On the Redemption Date, (i) the Redemption Price will become due and payable on the Notes, (ii) unless the Issuer defaults in making payment of the Redemption Price, interest on the Notes shall cease to accrue on and after the Redemption Date and (iii) the only remaining right of the holder with respect to the Notes will be to receive payment of the Redemption Price upon surrender of the Notes to the Paying Agent.
*No representation is made as to the correctness of the CUSIP or ISIN number either as printed on the Notes or as contained in this Notice of Redemption and the holder should rely only on the other identification numbers printed on the Notes. This CUSIP number has been assigned to this issue by Standard and Poor's Corporation and is included solely for the convenience of the holders.
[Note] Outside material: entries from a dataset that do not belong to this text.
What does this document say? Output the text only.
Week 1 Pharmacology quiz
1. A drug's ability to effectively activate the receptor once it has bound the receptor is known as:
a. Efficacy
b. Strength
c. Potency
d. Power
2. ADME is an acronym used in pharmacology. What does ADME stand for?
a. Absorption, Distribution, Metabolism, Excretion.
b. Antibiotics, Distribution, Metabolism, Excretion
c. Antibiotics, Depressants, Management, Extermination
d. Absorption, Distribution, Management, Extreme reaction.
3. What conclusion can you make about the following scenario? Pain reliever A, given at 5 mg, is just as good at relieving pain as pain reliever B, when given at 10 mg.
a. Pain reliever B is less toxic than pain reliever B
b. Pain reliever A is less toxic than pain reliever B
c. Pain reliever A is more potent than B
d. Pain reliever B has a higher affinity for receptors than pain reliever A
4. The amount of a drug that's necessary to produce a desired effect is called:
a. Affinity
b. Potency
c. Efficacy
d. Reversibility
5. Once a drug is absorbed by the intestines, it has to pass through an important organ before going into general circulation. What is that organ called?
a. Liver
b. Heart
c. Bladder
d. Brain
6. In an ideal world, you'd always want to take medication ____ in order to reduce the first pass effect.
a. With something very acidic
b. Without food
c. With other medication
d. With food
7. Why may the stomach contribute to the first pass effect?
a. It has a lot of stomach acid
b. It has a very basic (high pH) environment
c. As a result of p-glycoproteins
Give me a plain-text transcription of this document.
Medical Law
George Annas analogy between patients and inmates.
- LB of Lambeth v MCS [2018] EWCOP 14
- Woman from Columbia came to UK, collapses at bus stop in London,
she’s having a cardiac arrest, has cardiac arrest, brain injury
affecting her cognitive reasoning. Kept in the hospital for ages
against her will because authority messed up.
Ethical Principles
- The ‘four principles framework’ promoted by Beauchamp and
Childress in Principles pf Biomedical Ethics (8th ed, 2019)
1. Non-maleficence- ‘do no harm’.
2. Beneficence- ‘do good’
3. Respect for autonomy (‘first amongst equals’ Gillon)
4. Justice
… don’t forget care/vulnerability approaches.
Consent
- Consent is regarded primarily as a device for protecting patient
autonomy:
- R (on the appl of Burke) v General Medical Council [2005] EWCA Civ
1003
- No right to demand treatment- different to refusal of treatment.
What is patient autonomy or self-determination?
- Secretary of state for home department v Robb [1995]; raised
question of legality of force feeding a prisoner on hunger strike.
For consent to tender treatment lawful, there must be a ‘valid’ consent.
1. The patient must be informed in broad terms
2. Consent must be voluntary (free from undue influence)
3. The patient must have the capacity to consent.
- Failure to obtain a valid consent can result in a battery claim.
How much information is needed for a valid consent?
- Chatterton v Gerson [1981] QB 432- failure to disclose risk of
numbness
Neither the Issuer, the Trustee nor the Paying Agent or any of their agents shall be responsible for the selection or use of this CUSIP number, nor is any representation made as to its correctness on the bonds or as indicated in any redemption notice.
IMPORTANT TAX INFORMATION
EXISTING U.S. FEDERAL INCOME TAX LAW MAY REQUIRE BACKUP WITHHOLDING OF 24% OF ANY PAYMENTS TO HOLDERS PRESENTING THEIR SECURITIES FOR PAYMENTS WHO HAVE FAILED TO FURNISH A TAXPAYER IDENTIFICATION NUMBER, CERTIFIED TO BE CORRECT UNDER PENALTY OF PERJURY ON A COMPLETE AND VALID INTERNAL REVENUE SERVICE ("IRS") FORM W-9 OR APPLICABLE FORM W-8 TO THE APPLICABLE PAYER OR WITHHOLDING AGENT. HOLDERS MAY ALSO BE SUBJECT TO A PENALTY OF $50.00 FOR FAILURE TO PROVIDE SUCH NUMBER.